Nel pomeriggio di giovedì scorso la Polizia ferroviaria di Porta Garibaldi è stata allertata dai tecnici di Rfi, impiegati in lavori di manutenzione sui binari, per il ritrovamento del corpo di un clochard magrissimo, coi vestiti logori, coperto di cartoni e teli presso l'ex rampa di carico per le vetture.

Le indagini

Aperte le indagini sull'identità e la morte dell'uomo si è scoperto che soffriva di alcune patologie e queste e il freddo sono state le cause del decesso come recita il verbale del medico legale
Secondo quanto si legge sull'Ansa il clochard aveva 75 anni e si chiamava Umberto Quintino Diaco. Era originario della Calabria e lì aveva una casa di proprietà e due furgoni, regolarmente intestati e assicurati. 

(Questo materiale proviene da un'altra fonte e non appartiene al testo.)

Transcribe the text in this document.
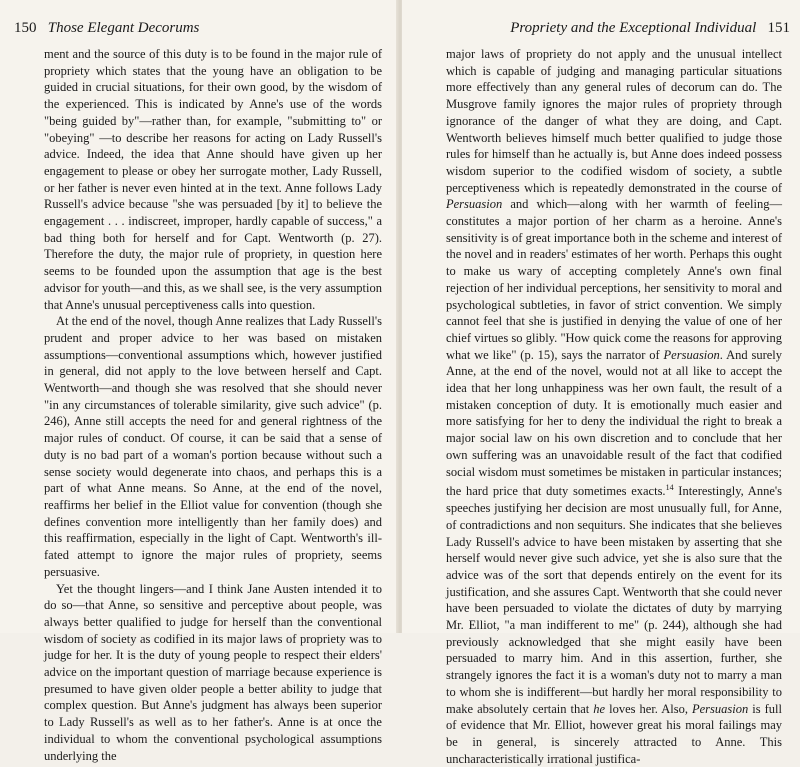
150 Those Elegant Decorums

ment and the source of this duty is to be found in the major rule of propriety which states that the young have an obligation to be guided in crucial situations, for their own good, by the wisdom of the experienced. This is indicated by Anne's use of the words "being guided by"—rather than, for example, "submitting to" or "obeying" —to describe her reasons for acting on Lady Russell's advice. Indeed, the idea that Anne should have given up her engagement to please or obey her surrogate mother, Lady Russell, or her father is never even hinted at in the text. Anne follows Lady Russell's advice because "she was persuaded [by it] to believe the engagement . . . indiscreet, improper, hardly capable of success," a bad thing both for herself and for Capt. Wentworth (p. 27). Therefore the duty, the major rule of propriety, in question here seems to be founded upon the assumption that age is the best advisor for youth—and this, as we shall see, is the very assumption that Anne's unusual perceptiveness calls into question.

At the end of the novel, though Anne realizes that Lady Russell's prudent and proper advice to her was based on mistaken assumptions—conventional assumptions which, however justified in general, did not apply to the love between herself and Capt. Wentworth—and though she was resolved that she should never "in any circumstances of tolerable similarity, give such advice" (p. 246), Anne still accepts the need for and general rightness of the major rules of conduct. Of course, it can be said that a sense of duty is no bad part of a woman's portion because without such a sense society would degenerate into chaos, and perhaps this is a part of what Anne means. So Anne, at the end of the novel, reaffirms her belief in the Elliot value for convention (though she defines convention more intelligently than her family does) and this reaffirmation, especially in the light of Capt. Wentworth's ill-fated attempt to ignore the major rules of propriety, seems persuasive.

Yet the thought lingers—and I think Jane Austen intended it to do so—that Anne, so sensitive and perceptive about people, was always better qualified to judge for herself than the conventional wisdom of society as codified in its major laws of propriety was to judge for her. It is the duty of young people to respect their elders' advice on the important question of marriage because experience is presumed to have given older people a better ability to judge that complex question. But Anne's judgment has always been superior to Lady Russell's as well as to her father's. Anne is at once the individual to whom the conventional psychological assumptions underlying the

Propriety and the Exceptional Individual 151

major laws of propriety do not apply and the unusual intellect which is capable of judging and managing particular situations more effectively than any general rules of decorum can do. The Musgrove family ignores the major rules of propriety through ignorance of the danger of what they are doing, and Capt. Wentworth believes himself much better qualified to judge those rules for himself than he actually is, but Anne does indeed possess wisdom superior to the codified wisdom of society, a subtle perceptiveness which is repeatedly demonstrated in the course of Persuasion and which—along with her warmth of feeling—constitutes a major portion of her charm as a heroine. Anne's sensitivity is of great importance both in the scheme and interest of the novel and in readers' estimates of her worth. Perhaps this ought to make us wary of accepting completely Anne's own final rejection of her individual perceptions, her sensitivity to moral and psychological subtleties, in favor of strict convention. We simply cannot feel that she is justified in denying the value of one of her chief virtues so glibly. "How quick come the reasons for approving what we like" (p. 15), says the narrator of Persuasion. And surely Anne, at the end of the novel, would not at all like to accept the idea that her long unhappiness was her own fault, the result of a mistaken conception of duty. It is emotionally much easier and more satisfying for her to deny the individual the right to break a major social law on his own discretion and to conclude that her own suffering was an unavoidable result of the fact that codified social wisdom must sometimes be mistaken in particular instances; the hard price that duty sometimes exacts.$^{14}$ Interestingly, Anne's speeches justifying her decision are most unusually full, for Anne, of contradictions and non sequiturs. She indicates that she believes Lady Russell's advice to have been mistaken by asserting that she herself would never give such advice, yet she is also sure that the advice was of the sort that depends entirely on the event for its justification, and she assures Capt. Wentworth that she could never have been persuaded to violate the dictates of duty by marrying Mr. Elliot, "a man indifferent to me" (p. 244), although she had previously acknowledged that she might easily have been persuaded to marry him. And in this assertion, further, she strangely ignores the fact it is a woman's duty not to marry a man to whom she is indifferent—but hardly her moral responsibility to make absolutely certain that he loves her. Also, Persuasion is full of evidence that Mr. Elliot, however great his moral failings may be in general, is sincerely attracted to Anne. This uncharacteristically irrational justifica-
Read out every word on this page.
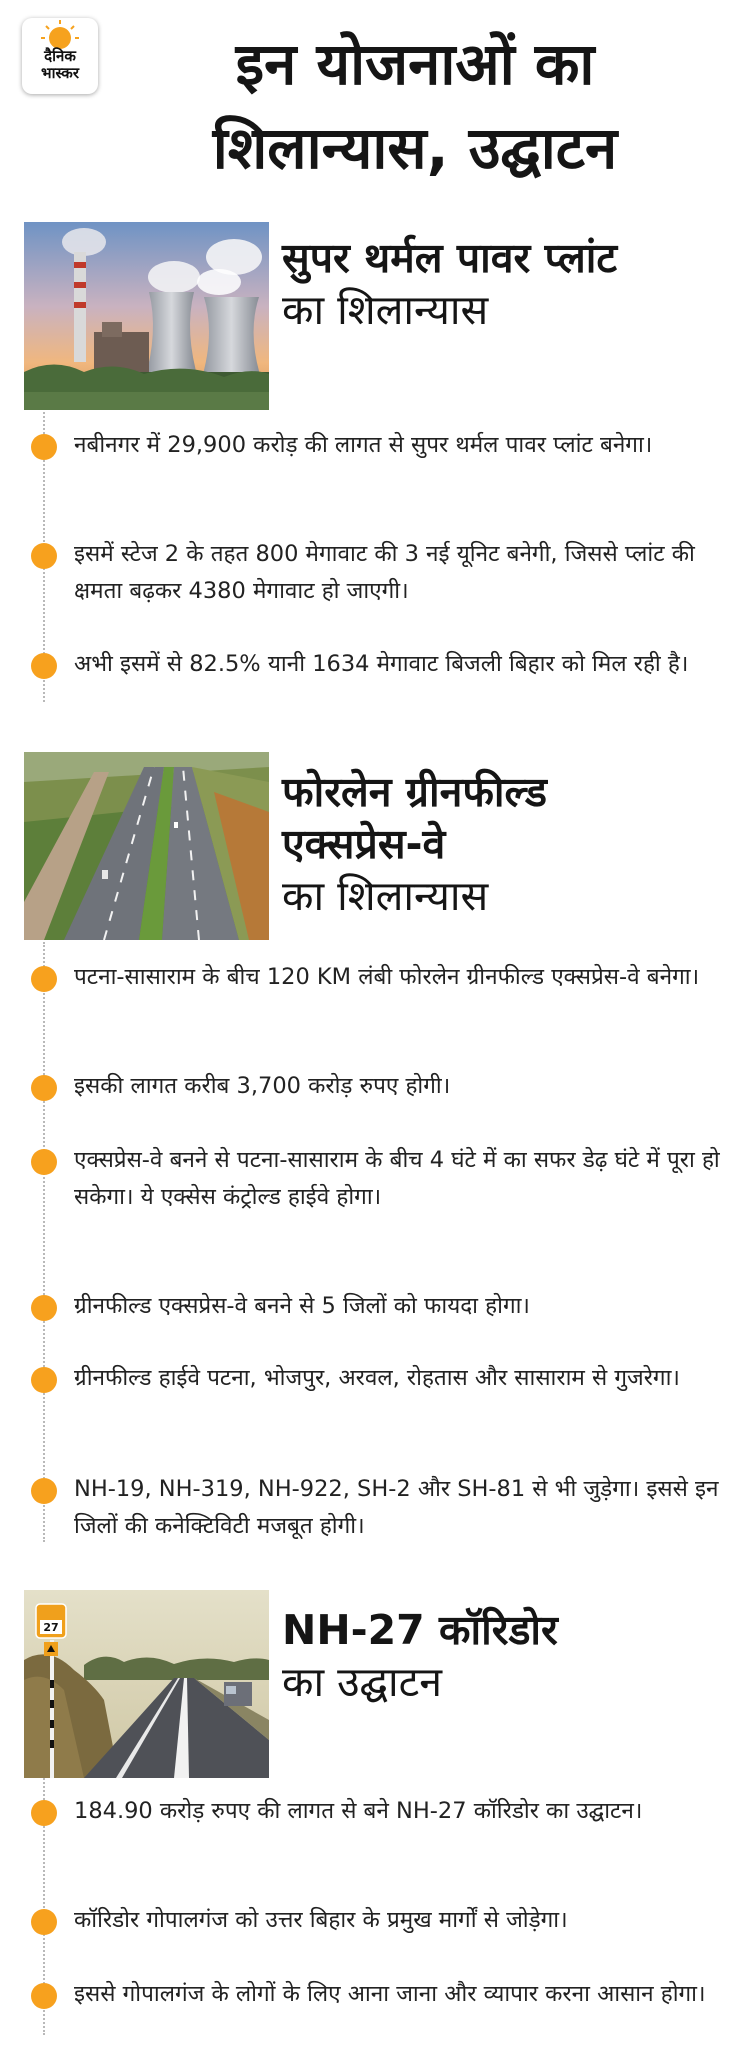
दैनिक
भास्कर	इन योजनाओं का
शिलान्यास, उद्घाटन
सुपर थर्मल पावर प्लांट
का शिलान्यास
नबीनगर में 29,900 करोड़ की लागत से सुपर थर्मल पावर प्लांट बनेगा।
इसमें स्टेज 2 के तहत 800 मेगावाट की 3 नई यूनिट बनेगी, जिससे प्लांट की क्षमता बढ़कर 4380 मेगावाट हो जाएगी।
अभी इसमें से 82.5% यानी 1634 मेगावाट बिजली बिहार को मिल रही है।
फोरलेन ग्रीनफील्ड
एक्सप्रेस-वे
का शिलान्यास
पटना-सासाराम के बीच 120 KM लंबी फोरलेन ग्रीनफील्ड एक्सप्रेस-वे बनेगा।
इसकी लागत करीब 3,700 करोड़ रुपए होगी।
एक्सप्रेस-वे बनने से पटना-सासाराम के बीच 4 घंटे में का सफर डेढ़ घंटे में पूरा हो सकेगा। ये एक्सेस कंट्रोल्ड हाईवे होगा।
ग्रीनफील्ड एक्सप्रेस-वे बनने से 5 जिलों को फायदा होगा।
ग्रीनफील्ड हाईवे पटना, भोजपुर, अरवल, रोहतास और सासाराम से गुजरेगा।
NH-19, NH-319, NH-922, SH-2 और SH-81 से भी जुड़ेगा। इससे इन जिलों की कनेक्टिविटी मजबूत होगी।
27	NH-27 कॉरिडोर
का उद्घाटन
184.90 करोड़ रुपए की लागत से बने NH-27 कॉरिडोर का उद्घाटन।
कॉरिडोर गोपालगंज को उत्तर बिहार के प्रमुख मार्गों से जोड़ेगा।
इससे गोपालगंज के लोगों के लिए आना जाना और व्यापार करना आसान होगा।
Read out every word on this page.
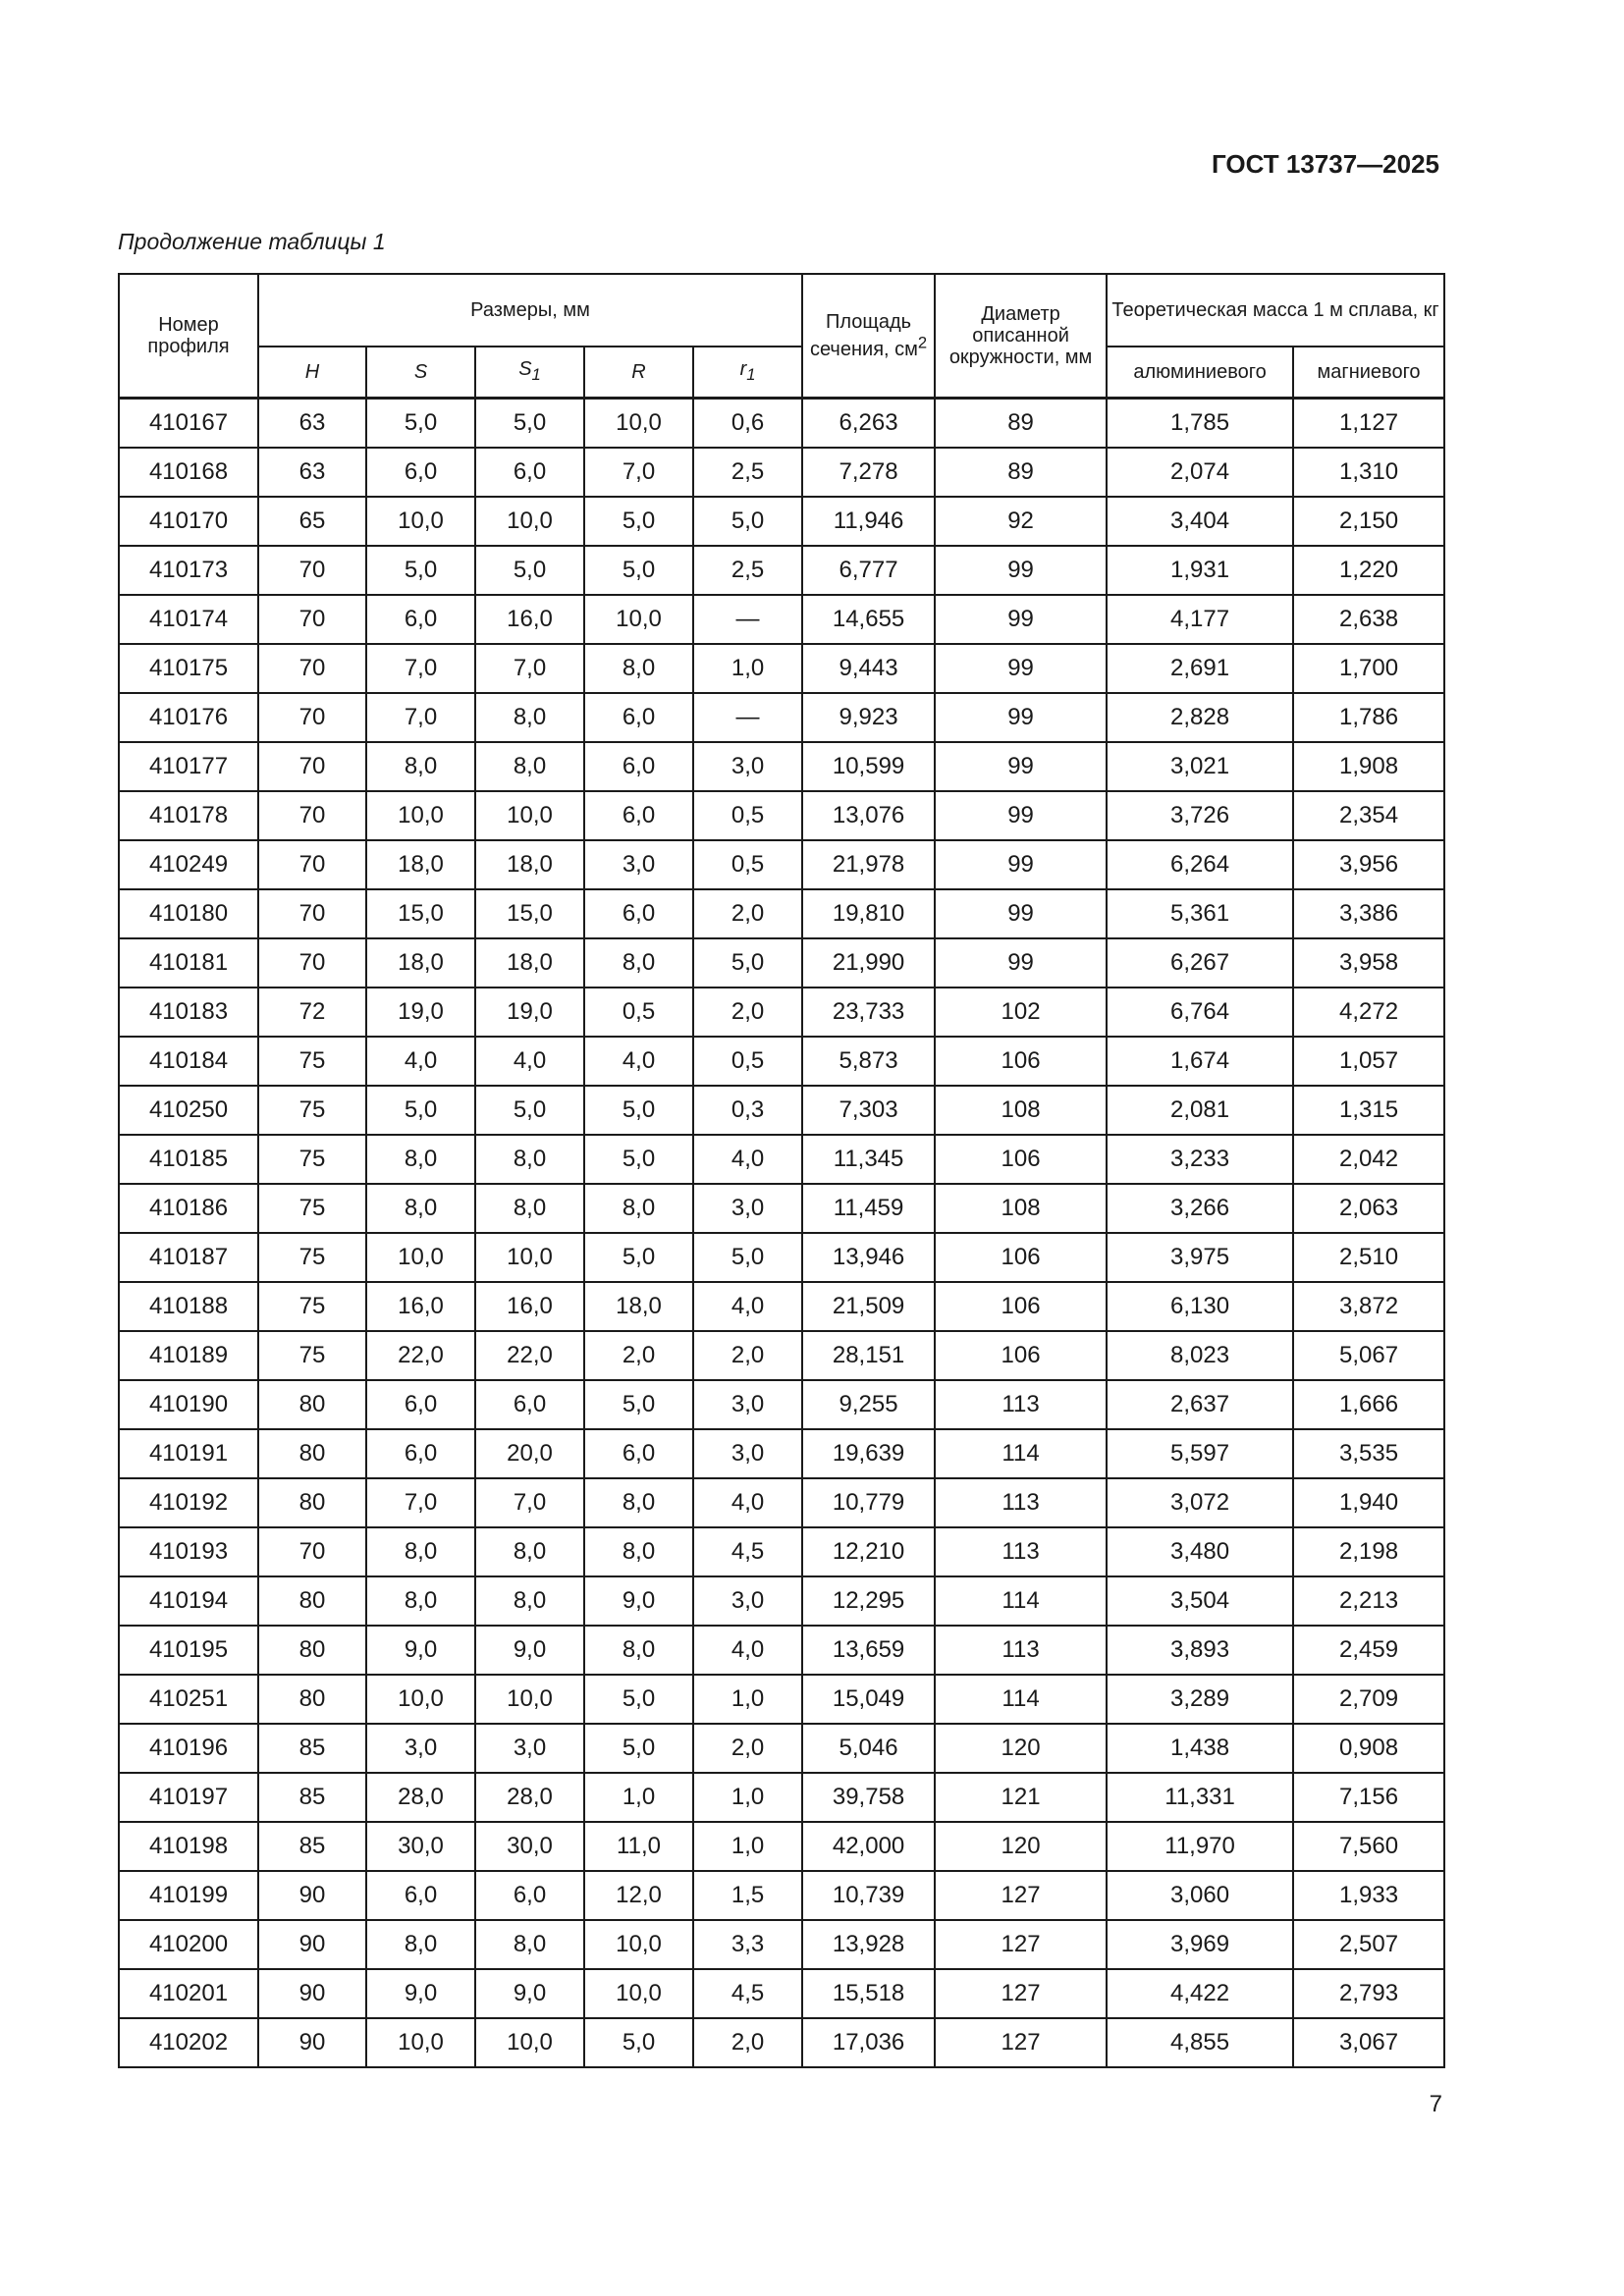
ГОСТ 13737—2025
Продолжение таблицы 1
Номер профиля	Размеры, мм					Площадь сечения, $см^2$	Диаметр описанной окружности, мм	Теоретическая масса 1 м сплава, кг	
	H	S	$S_1$	R	$r_1$			алюминиевого	магниевого
410167	63	5,0	5,0	10,0	0,6	6,263	89	1,785	1,127
410168	63	6,0	6,0	7,0	2,5	7,278	89	2,074	1,310
410170	65	10,0	10,0	5,0	5,0	11,946	92	3,404	2,150
410173	70	5,0	5,0	5,0	2,5	6,777	99	1,931	1,220
410174	70	6,0	16,0	10,0	—	14,655	99	4,177	2,638
410175	70	7,0	7,0	8,0	1,0	9,443	99	2,691	1,700
410176	70	7,0	8,0	6,0	—	9,923	99	2,828	1,786
410177	70	8,0	8,0	6,0	3,0	10,599	99	3,021	1,908
410178	70	10,0	10,0	6,0	0,5	13,076	99	3,726	2,354
410249	70	18,0	18,0	3,0	0,5	21,978	99	6,264	3,956
410180	70	15,0	15,0	6,0	2,0	19,810	99	5,361	3,386
410181	70	18,0	18,0	8,0	5,0	21,990	99	6,267	3,958
410183	72	19,0	19,0	0,5	2,0	23,733	102	6,764	4,272
410184	75	4,0	4,0	4,0	0,5	5,873	106	1,674	1,057
410250	75	5,0	5,0	5,0	0,3	7,303	108	2,081	1,315
410185	75	8,0	8,0	5,0	4,0	11,345	106	3,233	2,042
410186	75	8,0	8,0	8,0	3,0	11,459	108	3,266	2,063
410187	75	10,0	10,0	5,0	5,0	13,946	106	3,975	2,510
410188	75	16,0	16,0	18,0	4,0	21,509	106	6,130	3,872
410189	75	22,0	22,0	2,0	2,0	28,151	106	8,023	5,067
410190	80	6,0	6,0	5,0	3,0	9,255	113	2,637	1,666
410191	80	6,0	20,0	6,0	3,0	19,639	114	5,597	3,535
410192	80	7,0	7,0	8,0	4,0	10,779	113	3,072	1,940
410193	70	8,0	8,0	8,0	4,5	12,210	113	3,480	2,198
410194	80	8,0	8,0	9,0	3,0	12,295	114	3,504	2,213
410195	80	9,0	9,0	8,0	4,0	13,659	113	3,893	2,459
410251	80	10,0	10,0	5,0	1,0	15,049	114	3,289	2,709
410196	85	3,0	3,0	5,0	2,0	5,046	120	1,438	0,908
410197	85	28,0	28,0	1,0	1,0	39,758	121	11,331	7,156
410198	85	30,0	30,0	11,0	1,0	42,000	120	11,970	7,560
410199	90	6,0	6,0	12,0	1,5	10,739	127	3,060	1,933
410200	90	8,0	8,0	10,0	3,3	13,928	127	3,969	2,507
410201	90	9,0	9,0	10,0	4,5	15,518	127	4,422	2,793
410202	90	10,0	10,0	5,0	2,0	17,036	127	4,855	3,067
7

Il denaro che gli avrebbe permesso una vita meno dura

Nella casella postale richiesta da Umberto Diaco presso il Servizio di accoglienza milanese della Caritas – dove si è fatto recapitare la posta per anni - sono state trovate le lettere da parte della banca Intesa San Paolo e Unicredit in merito a oltre 100mila euro depositati, circa 19mila euro di titoli azionari intestati e una pensione mensile di 750 euro proveniente dalla Germania.

Gli antefatti e i misteri che resteranno celati

Diaco era nato a Paludi il 5 maggio del 1945, da giovane aveva lasciato casa avventurandosi nel mondo e tagliando ogni legame col passato.
Nell'intervista rilasciata dalla sorella al Corriere della Sera, si scopre che l'uomo è stato cercato a più riprese dalla famiglia d'origine che si è rivolta anche al giudice di Pace. Chiarina fornisce le date delle sentenze e informazioni sui tentativi fatti per rintracciarlo: "Siamo solo riusciti a scoprire che era finito in Germania dove lavorava come gruista nei cantieri. Prima, forse, era stato in Svizzera", diversi anni dopo la sorella era riuscita a sapere che frequentava la Caritas di Milano.

La Caritas

Tramite l'organismo pastorale della Cei, Chiarina aveva provato a parlare col fratello, ma lui aveva risposto di non cercarlo più. La sorella infine dice: "Ha sofferto i dolori di una vita d'inferno. Chiedo al buon Dio di accoglierlo in paradiso, sono sicura che lì c'è un posto per lui."
Un operatore della Caritas che lo ha conosciuto si è detto dispiaciuto per la morte di Umberto. Di lui racconta che non si lasciava aiutare e che aveva un grave disturbo psicologico. Non chiedeva mai soldi e non accettava cibo. 

Il Niguarda

Una settimana fa accanto al corpo di Umberto, tra i pochi effetti personali, sono stati trovati alcuni abiti malridotti, una busta con circa 1300 euro, dei rendiconti bancari e il referto di una visita al Pronto Soccorso del Niguarda, risalente a qualche giorno prima.